A few things that do match -111 against an Azure Blob endpoint:
- The IP changed and your modem is talking to a stale one. 52.239.253.132 is one of many Azure Front Door / Blob frontends, and they rotate. If your firmware is hitting a hard-coded IP, or DNS got cached at the modem level, you can end up dialing an address that no longer answers on 443. Confirm by re-resolving the hostname from a laptop right now and comparing.
- Azure storage firewall / network rules. If the storage account has “Selected networks” or a private endpoint enabled, anything outside that allowlist gets refused at the LB. Check the storage account → Networking blade.

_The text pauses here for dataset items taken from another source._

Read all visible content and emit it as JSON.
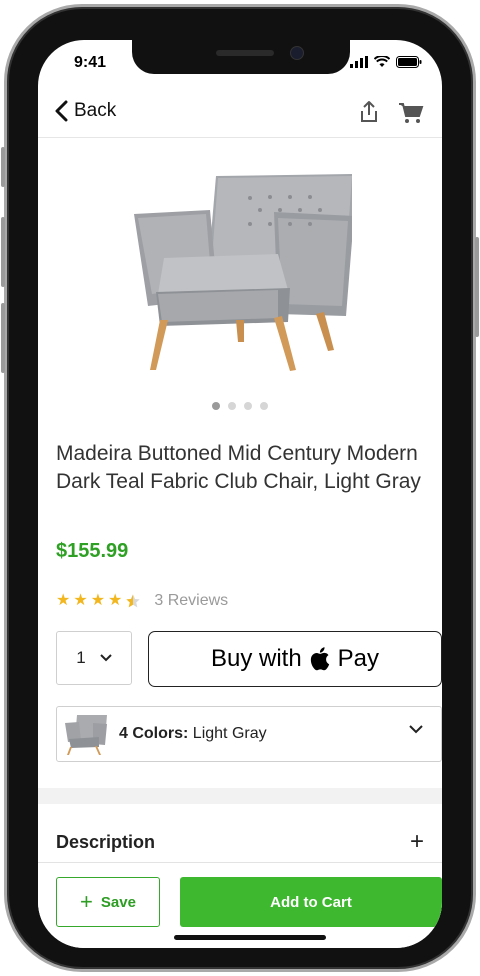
{
  "status_bar": {
    "time": "9:41"
  },
  "nav": {
    "back_label": "Back",
    "icons": [
      "chevron-left-icon",
      "share-icon",
      "cart-icon"
    ]
  },
  "product": {
    "image_icon": "armchair-image",
    "gallery": {
      "count": 4,
      "active_index": 0
    },
    "title": "Madeira Buttoned Mid Century Modern Dark Teal Fabric Club Chair, Light Gray",
    "price": "$155.99",
    "rating": {
      "value": 4.5,
      "max": 5,
      "reviews_label": "3 Reviews"
    },
    "quantity": "1",
    "apple_pay": {
      "prefix": "Buy with",
      "suffix": "Pay"
    },
    "colors": {
      "label": "4 Colors:",
      "selected": "Light Gray"
    }
  },
  "description": {
    "label": "Description",
    "expand_symbol": "+"
  },
  "actions": {
    "save_label": "Save",
    "add_to_cart_label": "Add to Cart"
  },
  "colors": {
    "accent_green": "#3db82f",
    "price_green": "#2ea024",
    "star": "#f2b61f"
  }
}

- SAS / container ACL flipped to private. A blob that’s no longer publicly readable (or a SAS token that expired) won’t refuse TCP — but if the rules above were toggled at the same time, you’d see exactly this.

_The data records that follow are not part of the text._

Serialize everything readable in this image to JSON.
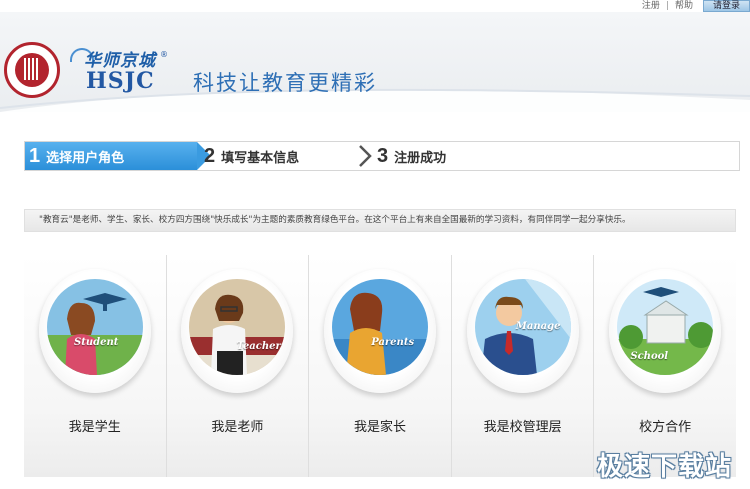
{
  "top_links": {
    "register": "注册",
    "help": "帮助",
    "login": "请登录"
  },
  "header": {
    "brand_cn": "华师京城",
    "brand_en": "HSJC",
    "registered_mark": "®",
    "slogan": "科技让教育更精彩"
  },
  "steps": [
    {
      "num": "1",
      "label": "选择用户角色",
      "active": true
    },
    {
      "num": "2",
      "label": "填写基本信息",
      "active": false
    },
    {
      "num": "3",
      "label": "注册成功",
      "active": false
    }
  ],
  "intro_text": "\"教育云\"是老师、学生、家长、校方四方围绕\"快乐成长\"为主题的素质教育绿色平台。在这个平台上有来自全国最新的学习资料，有同伴同学一起分享快乐。",
  "roles": [
    {
      "tag": "Student",
      "label": "我是学生"
    },
    {
      "tag": "Teacher",
      "label": "我是老师"
    },
    {
      "tag": "Parents",
      "label": "我是家长"
    },
    {
      "tag": "Manage",
      "label": "我是校管理层"
    },
    {
      "tag": "School",
      "label": "校方合作"
    }
  ],
  "watermark": "极速下载站",
  "colors": {
    "accent_blue": "#2b8fd9",
    "emblem_red": "#b2242e",
    "brand_blue": "#2358a3"
  }
}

- Operator / APN egress filtering. Some cellular APNs block specific ranges or require an explicit allowlist. Less likely if it was working last week and nothing changed on the SIM side, but worth ruling out by trying a different APN or hitting a known-good HTTPS host with
https_client.
Quickest triage path:
# from a laptop, on the same URL the device uses
curl -v https://<account>.blob.core.windows.net/<container>/<blob>
nslookup <account>.blob.core.windows.net
If curl works and resolves to a different IP than 52.239.253.132, you’ve got stale DNS or a hard-coded address. If curl also fails with connection refused, it’s the storage account’s network config.
Once you’ve got TCP connecting again, then the cert/cipher checklist from my earlier post becomes relevant — but I’d bet this one is network, not crypto.